First, take one to five deep breaths (a natural, diaphragmatic breath - you don’t have to make yourself a balloon or a bullfrog; just focus on how it feels to breathe in and out).
Next, use your five senses like stepping stones crossing a river, getting you from restlessness on one side to a place of calm on the other:
SIGHT: Use your eyes to observe 5 things around you. (Objects, colors, textures, light and shadow, shapes, etc.)
SOUND: Connect with your ears and listen for 4 sounds happening around you. (Your breathing, cars, the house settling, etc.)
TOUCH: Observe with your body 3 sensations you notice with your sense of touch. (The temperature of the air on your skin, a texture, the weight of your own body in a chair, focus on an obscure location (how it feels under your left pinky toe, for example), etc.)
SMELL: Use your nose to “sniff out” 2 scents around you. (A candle, pollen, dust, remnants of cooking hanging in the air, your deodorant, etc.)

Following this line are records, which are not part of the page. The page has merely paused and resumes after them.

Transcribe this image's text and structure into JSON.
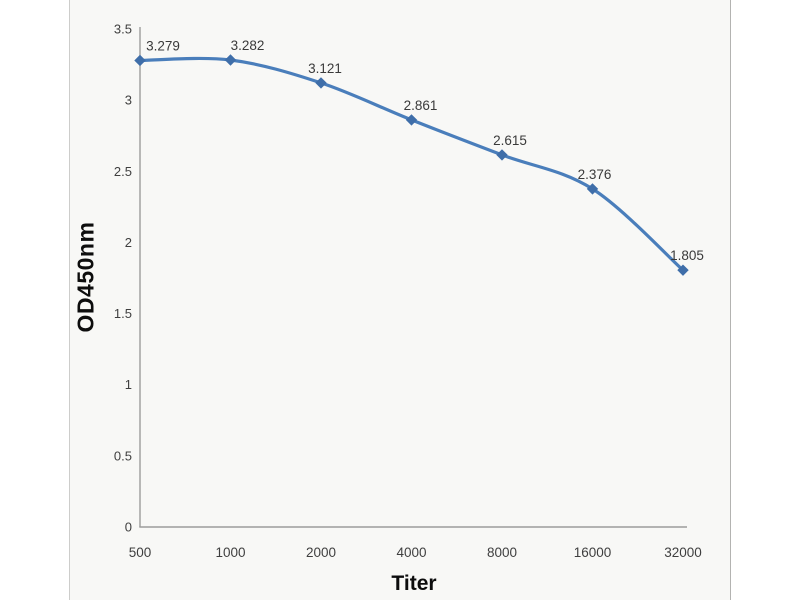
{
  "page": {
    "background_color": "#ffffff",
    "photo_background_color": "#f8f8f6"
  },
  "chart_data": {
    "type": "line",
    "title": "",
    "xlabel": "Titer",
    "ylabel": "OD450nm",
    "categories": [
      "500",
      "1000",
      "2000",
      "4000",
      "8000",
      "16000",
      "32000"
    ],
    "series": [
      {
        "name": "OD450nm",
        "values": [
          3.279,
          3.282,
          3.121,
          2.861,
          2.615,
          2.376,
          1.805
        ]
      }
    ],
    "point_labels": [
      "3.279",
      "3.282",
      "3.121",
      "2.861",
      "2.615",
      "2.376",
      "1.805"
    ],
    "ylim": [
      0,
      3.5
    ],
    "ytick_step": 0.5,
    "ytick_labels": [
      "0",
      "0.5",
      "1",
      "1.5",
      "2",
      "2.5",
      "3",
      "3.5"
    ],
    "grid": false,
    "legend_position": "none",
    "line_smooth": true,
    "marker_shape": "diamond",
    "colors": {
      "line": "#4a7ebb",
      "marker": "#3f6ea9",
      "axis": "#9c9c9c",
      "tick_label": "#3f3f3f",
      "data_label": "#3a3a3a",
      "axis_title": "#0d0d0d"
    }
  }
}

TASTE: Listen to what your tastebuds notice by focusing on 1 taste that you can perceive. (Sweet, salty, minty, etc. (use tictacs, a peppermint, chewing gum (double-whammy for texture!), a lemon, or anything that’s safe to consume and helps you focus))
Note: Many people find that certain senses are more effective for grounding than others. For example, you might find sight to be too stimulating, but sound helps create near-immediate soothing in your body. Notice which senses are more effective for you, and use these as the “doorway” to entering a state of calm when you try this exercise.
2. The Sensory Grounding Box:
This tool takes a little extra creativity, but is very easy, and can be completed with any collection of common household objects.
First: create for yourself a container into which you place items that stimulate your five senses. The container can be anything:
a ziplock bag
a food storage container (like Tupperware)
a jewelry box
a shoebox (or a shoe)
really, anything! Whatever works for you.
Next: select items that are grounding to you and your senses. A few examples are outlined below:
photos of favorite places, people, memories
multi-colored or intricately designed objects (like an Christmas ornament, or a small piece of wood with an interesting grain pattern)
a piece of art
encouraging messages, affirmations, or meaningful quotes
a small bell
tissue paper you can crinkle
a playlist written out that you can easily access on your phone or another device
a shaker that a musician might use
feather or something soft, fuzzy, furry, etc.
small stones of varied textures (smooth, rough, etc.)
candle or incense
a teabag or small bag of spices (cinnamon, lavender, etc.)
your favorite nonperishable snack
tactics, hard candies, or other mints
a flavored drink mix (tea, hot chocolate)
Note: Notice how many of the suggested items can serve multiple sensory purposes. For example, a bag of your favorite tea blend or hot chocolate can be used to stimulate all five senses at once: Touch, the crinkle of the unopened bag, or the heat from your mug as your drink it; Taste, the flavors of the drink; Smell, the aroma of the unopened mix or the drink once blended; Sound, the mixture being poured, your own mouth’s sipping while you drink; Sight, the colors of the mix, drink, container you drink from, etc.
As with many of the strategies we use to help ourselves effectively manage stress and intense emotions, the more we use them, the more effective they become. If you’re interested in experimenting with the two above practices, consider doing so on a daily basis. For example, each time you make a meal, use a sensory count-down. If you’re clocking out of work at the end of the day, take just five minutes to sit with your sensory box (that’s 60 seconds per sense — we’re betting you’ll hang out there longer).
One thing many people notice when trying these out for the first time is that it’s hard to “turn off” your thoughts. That’s ok - you’re not doing it wrong if you notice this. Your brain wants to keep you safe, and does a great job of this; it’s normal to notice distracting thoughts during these exercises. When you do notice them, simply (and gently) turn your attention back to your senses. Use them like lightening rods for your focus. Those thoughts will still be there when you finish, so give yourself permission to take a short break from them.